Mentored Scientist Award

Investigating the impact of in utero HIV or malaria exposure on CD4+ T cell development

Headshot of Pamela  Odorizzi, PhD
Award mentor
Award date
2016
Award cycle
Spring
Award amount - Direct
40,000.00

Abstract

Pregnancy-associated malaria, including placental malaria (PM), causes ~100,000 infant deaths per year and maternal HIV infection significantly increases the risk of severe infant morbidity and mortality. Epidemiological studies have reported that children born to mothers with PM have an increased susceptibility to malaria infection.

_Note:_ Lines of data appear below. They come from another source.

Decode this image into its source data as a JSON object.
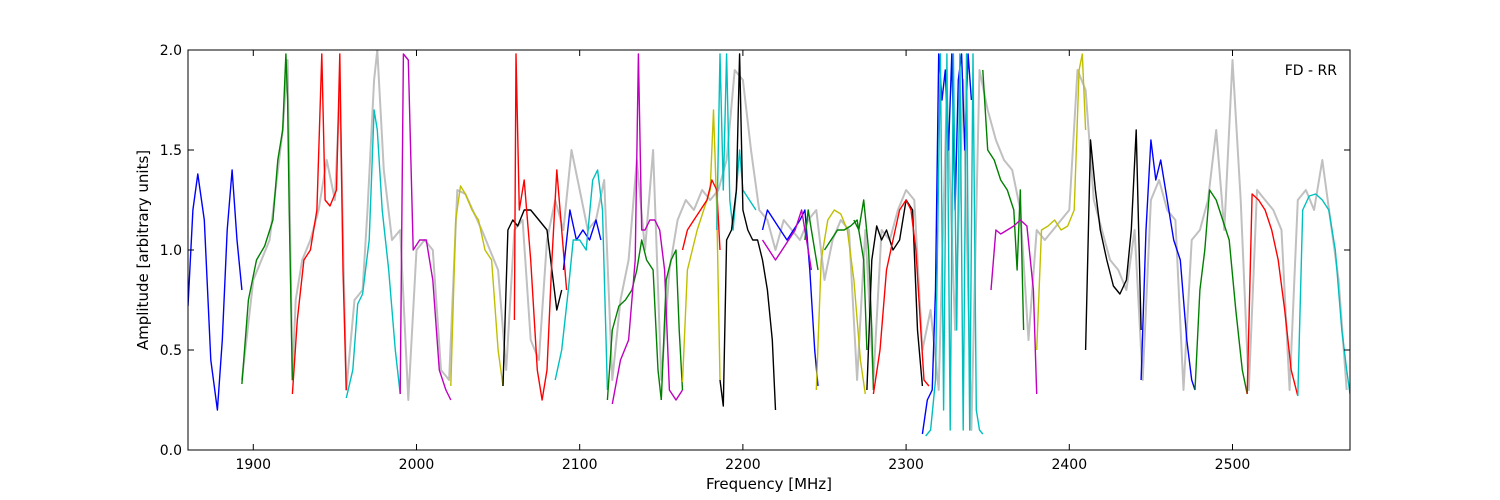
{
  "chart_data": {
    "type": "line",
    "annotation": "FD - RR",
    "xlabel": "Frequency [MHz]",
    "ylabel": "Amplitude [arbitrary units]",
    "xlim": [
      1860,
      2572
    ],
    "ylim": [
      0.0,
      2.0
    ],
    "x_ticks": [
      1900,
      2000,
      2100,
      2200,
      2300,
      2400,
      2500
    ],
    "y_ticks": [
      0.0,
      0.5,
      1.0,
      1.5,
      2.0
    ],
    "y_tick_labels": [
      "0.0",
      "0.5",
      "1.0",
      "1.5",
      "2.0"
    ],
    "grid": false,
    "legend": "none",
    "reference_series": {
      "color": "#c0c0c0",
      "x": [
        1893,
        1900,
        1910,
        1918,
        1921,
        1924,
        1926,
        1930,
        1935,
        1940,
        1945,
        1950,
        1953,
        1957,
        1962,
        1967,
        1970,
        1974,
        1976,
        1980,
        1985,
        1990,
        1995,
        2000,
        2005,
        2010,
        2015,
        2020,
        2025,
        2030,
        2040,
        2050,
        2055,
        2060,
        2065,
        2070,
        2075,
        2080,
        2085,
        2090,
        2095,
        2100,
        2105,
        2110,
        2115,
        2120,
        2125,
        2130,
        2135,
        2140,
        2145,
        2150,
        2155,
        2160,
        2165,
        2170,
        2175,
        2180,
        2185,
        2190,
        2195,
        2200,
        2205,
        2210,
        2215,
        2220,
        2225,
        2230,
        2235,
        2240,
        2245,
        2250,
        2255,
        2260,
        2265,
        2270,
        2275,
        2280,
        2285,
        2290,
        2295,
        2300,
        2305,
        2310,
        2315,
        2320,
        2325,
        2330,
        2335,
        2340,
        2345,
        2350,
        2355,
        2360,
        2365,
        2370,
        2375,
        2380,
        2385,
        2390,
        2395,
        2400,
        2405,
        2410,
        2415,
        2420,
        2425,
        2430,
        2435,
        2440,
        2445,
        2450,
        2455,
        2460,
        2465,
        2470,
        2475,
        2480,
        2485,
        2490,
        2495,
        2500,
        2505,
        2510,
        2515,
        2520,
        2525,
        2530,
        2535,
        2540,
        2545,
        2550,
        2555,
        2560,
        2565,
        2570
      ],
      "y": [
        0.35,
        0.85,
        1.05,
        1.6,
        1.95,
        0.35,
        0.75,
        0.95,
        1.05,
        1.2,
        1.45,
        1.25,
        1.8,
        0.3,
        0.75,
        0.8,
        1.2,
        1.85,
        2.0,
        1.4,
        1.05,
        1.1,
        0.25,
        1.0,
        1.05,
        1.0,
        0.4,
        0.35,
        1.3,
        1.28,
        1.1,
        0.9,
        0.4,
        1.1,
        1.15,
        0.55,
        0.45,
        1.05,
        1.25,
        1.1,
        1.5,
        1.3,
        1.1,
        1.15,
        1.35,
        0.35,
        0.75,
        0.95,
        1.45,
        1.0,
        1.5,
        0.35,
        0.9,
        1.15,
        1.25,
        1.2,
        1.3,
        1.25,
        1.3,
        1.45,
        1.9,
        1.85,
        1.5,
        1.2,
        1.15,
        1.0,
        1.15,
        1.1,
        1.05,
        1.15,
        1.2,
        0.85,
        1.05,
        1.15,
        1.1,
        0.35,
        1.1,
        0.35,
        1.1,
        1.05,
        1.2,
        1.3,
        1.25,
        0.5,
        0.7,
        0.3,
        1.8,
        0.6,
        1.85,
        0.1,
        1.9,
        1.7,
        1.55,
        1.45,
        1.4,
        1.2,
        0.55,
        1.1,
        1.05,
        1.1,
        1.15,
        1.2,
        1.9,
        1.8,
        1.25,
        1.1,
        0.95,
        0.9,
        0.8,
        1.1,
        0.35,
        1.25,
        1.35,
        1.2,
        1.15,
        0.3,
        1.05,
        1.1,
        1.25,
        1.6,
        1.1,
        1.95,
        1.25,
        0.3,
        1.3,
        1.25,
        1.2,
        1.1,
        0.3,
        1.25,
        1.3,
        1.2,
        1.45,
        1.15,
        0.85,
        0.3
      ]
    },
    "series": [
      {
        "color": "#0000ff",
        "x": [
          1860,
          1863,
          1866,
          1870,
          1874,
          1878,
          1881,
          1884,
          1887,
          1890,
          1893
        ],
        "y": [
          0.72,
          1.2,
          1.38,
          1.15,
          0.45,
          0.2,
          0.55,
          1.1,
          1.4,
          1.05,
          0.8
        ]
      },
      {
        "color": "#008000",
        "x": [
          1893,
          1897,
          1902,
          1907,
          1912,
          1915,
          1918,
          1920,
          1921,
          1922,
          1924
        ],
        "y": [
          0.33,
          0.75,
          0.95,
          1.02,
          1.15,
          1.45,
          1.6,
          1.98,
          1.75,
          1.2,
          0.35
        ]
      },
      {
        "color": "#ff0000",
        "x": [
          1924,
          1927,
          1931,
          1935,
          1939,
          1942,
          1944,
          1947,
          1951,
          1953,
          1955,
          1957
        ],
        "y": [
          0.28,
          0.65,
          0.95,
          1.0,
          1.2,
          1.98,
          1.25,
          1.22,
          1.3,
          1.98,
          0.9,
          0.3
        ]
      },
      {
        "color": "#00bfbf",
        "x": [
          1957,
          1961,
          1964,
          1967,
          1971,
          1974,
          1976,
          1979,
          1983,
          1987,
          1990
        ],
        "y": [
          0.26,
          0.4,
          0.73,
          0.78,
          1.05,
          1.7,
          1.6,
          1.2,
          0.9,
          0.5,
          0.28
        ]
      },
      {
        "color": "#bf00bf",
        "x": [
          1990,
          1992,
          1995,
          1998,
          2002,
          2006,
          2010,
          2014,
          2018,
          2021
        ],
        "y": [
          0.28,
          1.98,
          1.95,
          1.0,
          1.05,
          1.05,
          0.85,
          0.4,
          0.3,
          0.25
        ]
      },
      {
        "color": "#bfbf00",
        "x": [
          2021,
          2024,
          2027,
          2030,
          2034,
          2038,
          2042,
          2046,
          2050,
          2053
        ],
        "y": [
          0.32,
          1.15,
          1.32,
          1.28,
          1.2,
          1.15,
          1.0,
          0.95,
          0.5,
          0.32
        ]
      },
      {
        "color": "#000000",
        "x": [
          2053,
          2056,
          2059,
          2062,
          2066,
          2070,
          2075,
          2080,
          2083,
          2086,
          2089
        ],
        "y": [
          0.32,
          1.1,
          1.15,
          1.12,
          1.2,
          1.2,
          1.15,
          1.1,
          0.9,
          0.7,
          0.8
        ]
      },
      {
        "color": "#ff0000",
        "x": [
          2060,
          2061,
          2063,
          2066,
          2070,
          2074,
          2077,
          2080,
          2083,
          2086,
          2089,
          2092
        ],
        "y": [
          0.65,
          1.98,
          1.2,
          1.35,
          0.95,
          0.4,
          0.25,
          0.4,
          0.95,
          1.4,
          1.1,
          0.8
        ]
      },
      {
        "color": "#0000ff",
        "x": [
          2090,
          2094,
          2098,
          2102,
          2106,
          2110,
          2113
        ],
        "y": [
          0.9,
          1.2,
          1.05,
          1.1,
          1.05,
          1.15,
          1.05
        ]
      },
      {
        "color": "#00bfbf",
        "x": [
          2085,
          2089,
          2093,
          2096,
          2100,
          2104,
          2108,
          2111,
          2114,
          2117
        ],
        "y": [
          0.35,
          0.5,
          0.8,
          1.05,
          1.05,
          1.0,
          1.35,
          1.4,
          1.2,
          0.3
        ]
      },
      {
        "color": "#008000",
        "x": [
          2117,
          2120,
          2124,
          2128,
          2132,
          2135,
          2138,
          2141,
          2145,
          2148,
          2150
        ],
        "y": [
          0.25,
          0.6,
          0.72,
          0.75,
          0.8,
          0.9,
          1.05,
          0.95,
          0.9,
          0.4,
          0.25
        ]
      },
      {
        "color": "#bf00bf",
        "x": [
          2120,
          2125,
          2130,
          2134,
          2136,
          2138,
          2140,
          2143,
          2146,
          2149,
          2152,
          2155,
          2159,
          2163
        ],
        "y": [
          0.23,
          0.45,
          0.55,
          0.95,
          1.98,
          1.1,
          1.1,
          1.15,
          1.15,
          1.1,
          0.9,
          0.3,
          0.25,
          0.3
        ]
      },
      {
        "color": "#008000",
        "x": [
          2150,
          2153,
          2156,
          2159,
          2161,
          2163
        ],
        "y": [
          0.25,
          0.85,
          0.95,
          1.0,
          0.6,
          0.3
        ]
      },
      {
        "color": "#bfbf00",
        "x": [
          2163,
          2166,
          2169,
          2172,
          2176,
          2180,
          2182,
          2184,
          2186
        ],
        "y": [
          0.34,
          0.9,
          1.0,
          1.1,
          1.2,
          1.3,
          1.7,
          1.2,
          0.35
        ]
      },
      {
        "color": "#ff0000",
        "x": [
          2163,
          2166,
          2170,
          2174,
          2178,
          2181,
          2184,
          2186
        ],
        "y": [
          1.0,
          1.1,
          1.15,
          1.2,
          1.25,
          1.35,
          1.3,
          1.0
        ]
      },
      {
        "color": "#00bfbf",
        "x": [
          2184,
          2186,
          2188,
          2190,
          2192,
          2194,
          2196,
          2198,
          2200,
          2204,
          2208
        ],
        "y": [
          1.1,
          1.98,
          1.3,
          1.98,
          1.25,
          1.1,
          1.3,
          1.5,
          1.3,
          1.25,
          1.2
        ]
      },
      {
        "color": "#000000",
        "x": [
          2186,
          2188,
          2190,
          2193,
          2196,
          2198,
          2200,
          2203,
          2206,
          2209,
          2212,
          2215,
          2218,
          2220
        ],
        "y": [
          0.35,
          0.22,
          1.05,
          1.1,
          1.3,
          1.98,
          1.2,
          1.1,
          1.05,
          1.05,
          0.95,
          0.8,
          0.55,
          0.2
        ]
      },
      {
        "color": "#0000ff",
        "x": [
          2212,
          2215,
          2219,
          2223,
          2227,
          2231,
          2235,
          2238,
          2241,
          2244,
          2246
        ],
        "y": [
          1.1,
          1.2,
          1.15,
          1.1,
          1.05,
          1.1,
          1.15,
          1.2,
          0.9,
          0.5,
          0.32
        ]
      },
      {
        "color": "#bf00bf",
        "x": [
          2212,
          2216,
          2220,
          2224,
          2228,
          2232,
          2236,
          2240,
          2242
        ],
        "y": [
          1.05,
          1.0,
          0.95,
          1.0,
          1.05,
          1.1,
          1.2,
          1.0,
          0.9
        ]
      },
      {
        "color": "#008000",
        "x": [
          2238,
          2240,
          2242,
          2244,
          2246
        ],
        "y": [
          1.05,
          1.2,
          1.1,
          1.0,
          0.9
        ]
      },
      {
        "color": "#bfbf00",
        "x": [
          2245,
          2248,
          2252,
          2256,
          2260,
          2264,
          2268,
          2272,
          2275
        ],
        "y": [
          0.3,
          0.95,
          1.15,
          1.2,
          1.18,
          1.1,
          0.85,
          0.45,
          0.28
        ]
      },
      {
        "color": "#008000",
        "x": [
          2250,
          2254,
          2258,
          2262,
          2266,
          2270,
          2274,
          2276
        ],
        "y": [
          1.0,
          1.05,
          1.1,
          1.1,
          1.12,
          1.15,
          0.95,
          0.5
        ]
      },
      {
        "color": "#008000",
        "x": [
          2268,
          2271,
          2274,
          2277,
          2279,
          2280
        ],
        "y": [
          1.15,
          1.1,
          1.25,
          1.0,
          0.6,
          0.3
        ]
      },
      {
        "color": "#000000",
        "x": [
          2276,
          2279,
          2282,
          2285,
          2288,
          2292,
          2296,
          2300,
          2304,
          2307,
          2310
        ],
        "y": [
          0.3,
          0.95,
          1.12,
          1.05,
          1.1,
          1.0,
          1.05,
          1.25,
          1.2,
          0.6,
          0.32
        ]
      },
      {
        "color": "#ff0000",
        "x": [
          2280,
          2284,
          2288,
          2292,
          2296,
          2300,
          2303,
          2306,
          2309,
          2311,
          2314
        ],
        "y": [
          0.28,
          0.5,
          0.9,
          1.05,
          1.2,
          1.25,
          1.2,
          1.0,
          0.6,
          0.35,
          0.32
        ]
      },
      {
        "color": "#0000ff",
        "x": [
          2310,
          2313,
          2316,
          2318,
          2320,
          2322,
          2324,
          2326,
          2328,
          2330,
          2332,
          2334,
          2336,
          2338,
          2340
        ],
        "y": [
          0.08,
          0.25,
          0.3,
          0.8,
          1.98,
          1.75,
          1.9,
          1.5,
          1.98,
          1.2,
          1.85,
          1.98,
          1.5,
          1.98,
          1.75
        ]
      },
      {
        "color": "#00bfbf",
        "x": [
          2312,
          2315,
          2318,
          2321,
          2323,
          2325,
          2327,
          2329,
          2331,
          2333,
          2335,
          2337,
          2339,
          2341,
          2343,
          2345,
          2347
        ],
        "y": [
          0.07,
          0.1,
          0.35,
          1.98,
          0.2,
          1.98,
          0.1,
          1.98,
          0.6,
          1.98,
          0.1,
          1.98,
          0.1,
          1.98,
          0.2,
          0.1,
          0.08
        ]
      },
      {
        "color": "#008000",
        "x": [
          2347,
          2350,
          2354,
          2358,
          2362,
          2366,
          2368,
          2370,
          2372
        ],
        "y": [
          1.9,
          1.5,
          1.45,
          1.35,
          1.3,
          1.2,
          0.9,
          1.3,
          0.6
        ]
      },
      {
        "color": "#bf00bf",
        "x": [
          2352,
          2355,
          2358,
          2362,
          2366,
          2370,
          2374,
          2378,
          2380
        ],
        "y": [
          0.8,
          1.1,
          1.08,
          1.1,
          1.12,
          1.15,
          1.12,
          0.8,
          0.28
        ]
      },
      {
        "color": "#bfbf00",
        "x": [
          2380,
          2383,
          2387,
          2391,
          2395,
          2399,
          2403,
          2406,
          2408,
          2410
        ],
        "y": [
          0.5,
          1.1,
          1.12,
          1.15,
          1.1,
          1.12,
          1.2,
          1.9,
          1.98,
          1.6
        ]
      },
      {
        "color": "#000000",
        "x": [
          2410,
          2413,
          2416,
          2419,
          2423,
          2427,
          2431,
          2435,
          2438,
          2441,
          2444
        ],
        "y": [
          0.5,
          1.55,
          1.3,
          1.1,
          0.95,
          0.82,
          0.78,
          0.85,
          1.1,
          1.6,
          0.6
        ]
      },
      {
        "color": "#0000ff",
        "x": [
          2444,
          2447,
          2450,
          2453,
          2456,
          2460,
          2464,
          2468,
          2472,
          2475,
          2477
        ],
        "y": [
          0.35,
          1.1,
          1.55,
          1.35,
          1.45,
          1.25,
          1.05,
          0.95,
          0.55,
          0.35,
          0.3
        ]
      },
      {
        "color": "#008000",
        "x": [
          2477,
          2480,
          2483,
          2486,
          2490,
          2494,
          2498,
          2502,
          2506,
          2509
        ],
        "y": [
          0.3,
          0.8,
          1.0,
          1.3,
          1.25,
          1.15,
          1.05,
          0.7,
          0.4,
          0.28
        ]
      },
      {
        "color": "#ff0000",
        "x": [
          2509,
          2512,
          2516,
          2520,
          2524,
          2528,
          2532,
          2536,
          2540
        ],
        "y": [
          0.28,
          1.28,
          1.25,
          1.2,
          1.1,
          0.95,
          0.7,
          0.4,
          0.27
        ]
      },
      {
        "color": "#00bfbf",
        "x": [
          2540,
          2543,
          2547,
          2551,
          2555,
          2559,
          2563,
          2567,
          2570,
          2572
        ],
        "y": [
          0.27,
          1.2,
          1.27,
          1.28,
          1.25,
          1.2,
          1.0,
          0.6,
          0.4,
          0.28
        ]
      }
    ]
  }
}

In addition, children born to HIV positive mothers, even those on anti-retroviral therapy (ART), are more prone to severe PM and develop poor vaccine responses. Collectively, these epidemiological studies suggest that in utero HIV or malaria exposure may hamper the development and/or induce dysfunction of immunity in infants. Recent work has suggested that in utero antigen exposure leads to the preferential development of regulatory T cells (Tregs) that may suppress effector T cell responses. However, the impact of in utero HIV or malaria exposure on T cell development remains largely unknown. Determining how in utero antigen exposure impacts the development of T cell immune responses may provide the foundation for understanding suboptimal immune responses to HIV and malaria. The proposed study will leverage cord blood samples from an ongoing program project grant of 500 HIV-infected and uninfected mother-child pairs in a malaria endemic setting in Uganda To test the hypothesis that in utero exposure to HIV or malaria alters CD4+ T helper subset development, we will assess CD4+ T helper cell frequency, activation, phenotype and function in cord blood samples from mothers who are 1) HIV+PM- vs. HIV- PM- and 2) HIV- PM+ vs. HIV- PM-. Statistical analyses will utilize STATA software and groups will be compared using the Wilcoxin rank sum test. The results of this study will provide a better understanding of how early-life exposures to HIV and/or malaria may alter immune development. Importantly, these findings may inform the mechanisms of immune dysfunction during HIV and malaria, ultimately influencing the design and implementation of successful HIV and malaria vaccines.